What's the most upper-line 240sx lettering?, like the sentra line goes 1.8/ 1.8s/ ser/ser specv. I lovemy spec-v but I was wanting to buy around a 97 or 98 240sx 'top line' to play around with.


----------



## Nismo240 (Jul 24, 2004)

there are two types of 240sx in the years you are talking about. a base model and an SE model. the SE model comes with sun-roof, white gauges, 5-lugs, spoiler, just a buch of bells and whistles.


----------



## speedy_240sx (Nov 6, 2003)

there also was the LE which is the luxury package it was introduce in the 97-98 line


----------



## Nismo240 (Jul 24, 2004)

speedy_240sx said:


> there also was the LE which is the luxury package it was introduce in the 97-98 line


yes, i forgot about that one.


----------



## theronin (Jun 17, 2005)

Nismo240 said:


> there are two types of 240sx in the years you are talking about. a base model and an SE model. the SE model comes with sun-roof, white gauges, 5-lugs, spoiler, just a buch of bells and whistles.
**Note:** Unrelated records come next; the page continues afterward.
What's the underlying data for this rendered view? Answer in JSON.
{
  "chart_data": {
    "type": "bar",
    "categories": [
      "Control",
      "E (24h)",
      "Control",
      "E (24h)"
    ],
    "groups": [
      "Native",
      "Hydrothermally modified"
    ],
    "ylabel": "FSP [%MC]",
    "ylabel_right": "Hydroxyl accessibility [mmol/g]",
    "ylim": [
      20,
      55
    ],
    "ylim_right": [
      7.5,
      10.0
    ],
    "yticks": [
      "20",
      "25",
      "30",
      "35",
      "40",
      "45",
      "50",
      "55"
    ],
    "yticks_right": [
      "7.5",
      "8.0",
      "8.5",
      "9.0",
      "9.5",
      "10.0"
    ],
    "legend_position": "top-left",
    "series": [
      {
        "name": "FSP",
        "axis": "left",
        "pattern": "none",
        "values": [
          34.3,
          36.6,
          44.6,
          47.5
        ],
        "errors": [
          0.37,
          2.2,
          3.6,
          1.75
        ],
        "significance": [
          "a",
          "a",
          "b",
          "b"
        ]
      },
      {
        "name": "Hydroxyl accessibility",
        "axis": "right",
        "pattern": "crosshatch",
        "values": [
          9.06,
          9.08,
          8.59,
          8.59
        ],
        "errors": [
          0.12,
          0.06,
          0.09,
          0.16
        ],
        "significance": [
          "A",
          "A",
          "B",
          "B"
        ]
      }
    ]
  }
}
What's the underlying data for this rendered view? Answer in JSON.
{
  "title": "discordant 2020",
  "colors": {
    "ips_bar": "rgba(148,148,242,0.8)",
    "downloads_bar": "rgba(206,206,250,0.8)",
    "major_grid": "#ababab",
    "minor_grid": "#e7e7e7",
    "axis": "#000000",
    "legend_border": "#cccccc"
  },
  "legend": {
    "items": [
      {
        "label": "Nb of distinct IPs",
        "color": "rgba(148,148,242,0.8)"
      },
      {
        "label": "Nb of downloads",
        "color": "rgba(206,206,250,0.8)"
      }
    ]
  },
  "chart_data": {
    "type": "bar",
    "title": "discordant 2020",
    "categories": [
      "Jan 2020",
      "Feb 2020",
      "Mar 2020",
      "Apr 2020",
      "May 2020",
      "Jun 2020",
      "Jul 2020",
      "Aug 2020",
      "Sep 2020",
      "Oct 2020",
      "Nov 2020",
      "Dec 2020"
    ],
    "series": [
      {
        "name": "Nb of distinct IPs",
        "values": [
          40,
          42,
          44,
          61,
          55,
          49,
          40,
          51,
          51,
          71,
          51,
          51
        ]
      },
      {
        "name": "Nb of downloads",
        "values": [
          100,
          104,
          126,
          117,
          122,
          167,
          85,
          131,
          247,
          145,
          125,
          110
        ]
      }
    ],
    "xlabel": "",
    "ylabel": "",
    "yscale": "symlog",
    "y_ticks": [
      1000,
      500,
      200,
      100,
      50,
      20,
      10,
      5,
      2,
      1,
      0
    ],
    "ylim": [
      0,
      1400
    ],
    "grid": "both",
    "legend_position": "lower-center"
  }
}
my se didnt come with a sunroof.


----------



## Nismo240 (Jul 24, 2004)

theronin said:


> my se didnt come with a sunroof.


i heard that when nissan was making the SE models, they had confusion on what to put on them (like sunroof, vlsd, etc.), so some of the SE models do not have these options.


----------



## lyon23 (May 1, 2004)

Nismo240 said:


> i heard that when nissan was making the SE models, they had confusion on what to put on them (like sunroof, vlsd, etc.), so some of the SE models do not have these options.


it was not confusion, you purchased your se model with the options you wanted..sunroof, leather.vlsd and so on.I think the only thing standard on all se were the white gauges and the 5 lug setup.


----------